Research Article, J Genet Disor Genet Rep Vol: 10 Issue: 1
Molecular characterization of Galactosemia in Iran: identification of Eleven mutations.
Background: Classical Galactosemia (CG) is an autosomal recessive disease occurs in newborn and its outcome is galactose metabolism abnormality which is caused by the galactose-1-phosphate uridyltransferase enzyme deficiency. It is classically typified by neonatal galactose intolerance, with primary clinical manifestation such as neonatal jaundice and liver failure and late complications such as reproductive and motor dysfunctions. Genetic backbones of CG are various and include heterogeneous hundreds of mutations which are taken place in the GALT gene and linked to certain populations. Methods: This study evaluates mutations identified in 31 patients with CG and parents of them in general population of Iran. The frequency of mutations in this gene was assessed by direct sequencing and RFLP-PCR , damage properties of missense mutations were analyzed in silico. Results: A total of 11 different missense mutation variations in the GALT gene were found among our patients. The most common variation was p.Q188R (48 alleles, 51.6%), followed by p.K285N (9 alleles, 9.67%).
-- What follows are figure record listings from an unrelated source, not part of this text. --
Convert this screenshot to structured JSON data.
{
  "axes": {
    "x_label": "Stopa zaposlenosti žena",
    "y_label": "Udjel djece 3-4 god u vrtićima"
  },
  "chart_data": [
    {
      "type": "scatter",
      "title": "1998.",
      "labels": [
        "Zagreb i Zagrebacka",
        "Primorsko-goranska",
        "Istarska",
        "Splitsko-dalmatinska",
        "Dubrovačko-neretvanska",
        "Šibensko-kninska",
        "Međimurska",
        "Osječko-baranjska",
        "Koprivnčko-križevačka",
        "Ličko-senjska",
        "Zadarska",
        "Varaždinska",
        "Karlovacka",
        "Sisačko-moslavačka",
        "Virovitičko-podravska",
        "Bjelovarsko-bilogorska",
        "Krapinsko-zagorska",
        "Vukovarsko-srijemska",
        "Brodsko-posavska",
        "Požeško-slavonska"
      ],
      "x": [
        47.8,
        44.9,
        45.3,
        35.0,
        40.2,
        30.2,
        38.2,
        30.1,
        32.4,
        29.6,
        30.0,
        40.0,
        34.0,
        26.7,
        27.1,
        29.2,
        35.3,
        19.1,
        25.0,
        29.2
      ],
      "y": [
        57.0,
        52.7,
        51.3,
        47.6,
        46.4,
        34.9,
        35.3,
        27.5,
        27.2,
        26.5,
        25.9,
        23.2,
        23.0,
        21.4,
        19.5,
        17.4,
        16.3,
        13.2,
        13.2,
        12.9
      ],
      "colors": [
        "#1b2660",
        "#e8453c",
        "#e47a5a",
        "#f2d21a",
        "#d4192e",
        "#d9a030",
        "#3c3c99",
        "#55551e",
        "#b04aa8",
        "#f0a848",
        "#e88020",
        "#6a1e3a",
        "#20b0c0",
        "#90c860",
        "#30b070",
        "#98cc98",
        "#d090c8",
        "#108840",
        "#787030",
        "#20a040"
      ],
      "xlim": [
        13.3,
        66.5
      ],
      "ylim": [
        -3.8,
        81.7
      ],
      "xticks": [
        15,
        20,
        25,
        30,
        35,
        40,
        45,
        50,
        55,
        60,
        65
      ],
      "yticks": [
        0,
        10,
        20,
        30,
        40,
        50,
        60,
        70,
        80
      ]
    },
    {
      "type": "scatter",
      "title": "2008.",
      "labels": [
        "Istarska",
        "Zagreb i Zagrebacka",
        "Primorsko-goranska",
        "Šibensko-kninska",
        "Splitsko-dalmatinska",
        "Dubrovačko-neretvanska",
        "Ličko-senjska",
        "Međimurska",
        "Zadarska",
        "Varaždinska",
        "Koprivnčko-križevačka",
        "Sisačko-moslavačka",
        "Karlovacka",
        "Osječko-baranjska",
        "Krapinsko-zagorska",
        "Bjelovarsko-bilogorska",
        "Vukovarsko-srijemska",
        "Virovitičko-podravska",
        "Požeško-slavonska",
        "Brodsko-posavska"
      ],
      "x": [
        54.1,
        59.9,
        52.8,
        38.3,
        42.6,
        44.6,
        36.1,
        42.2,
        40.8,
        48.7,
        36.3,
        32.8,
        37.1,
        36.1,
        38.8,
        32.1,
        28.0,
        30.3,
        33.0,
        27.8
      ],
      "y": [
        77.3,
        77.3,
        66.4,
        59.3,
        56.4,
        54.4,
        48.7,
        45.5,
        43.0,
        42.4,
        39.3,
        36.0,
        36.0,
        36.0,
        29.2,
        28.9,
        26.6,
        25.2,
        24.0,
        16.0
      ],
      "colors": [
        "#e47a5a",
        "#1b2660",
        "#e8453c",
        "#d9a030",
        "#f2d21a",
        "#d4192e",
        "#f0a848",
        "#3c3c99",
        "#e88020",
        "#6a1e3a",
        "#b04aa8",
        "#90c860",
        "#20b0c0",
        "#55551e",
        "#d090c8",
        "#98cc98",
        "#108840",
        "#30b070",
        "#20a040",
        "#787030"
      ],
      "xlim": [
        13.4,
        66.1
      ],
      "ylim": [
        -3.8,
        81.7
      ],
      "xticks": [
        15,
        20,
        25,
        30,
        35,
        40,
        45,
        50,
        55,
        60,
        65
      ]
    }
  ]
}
Seven other mutations, c.404C>T (p.S135L), c.626 A>C (p.Y209) c.958 G>A (p.A320T), c.1030C>A (p.Q344K), c.940A>G (p.N314D), c.997C>T (p. R333W), c.881T>A (p. F294Y) have the same frequency and were 3.22% and Two mutations, c.442C>T (p. R148W), c.1018G>A (p. E340K) were 6.45% and 9.67 %, respectively. The in silico analysis results suggested that this 11 mutation Except of N314D are consistence with damaged variation in the GALT protein. Conclusions: We conclude that the mutations causing galactosemia are highly heterogeneous and that Q188R, K285N are two common galactosemia mutations which include 61.2% genetically backbone in our CG population. Furthermore Q188R, K285N and E340K were the most frequent mutations in the Iranian population. In silico analysis showed a high potentially damaging effects of the ten variations on the GALT protein therefore this study highlighted and suggested the importance of molecular diagnostic testing prior to making any treatment.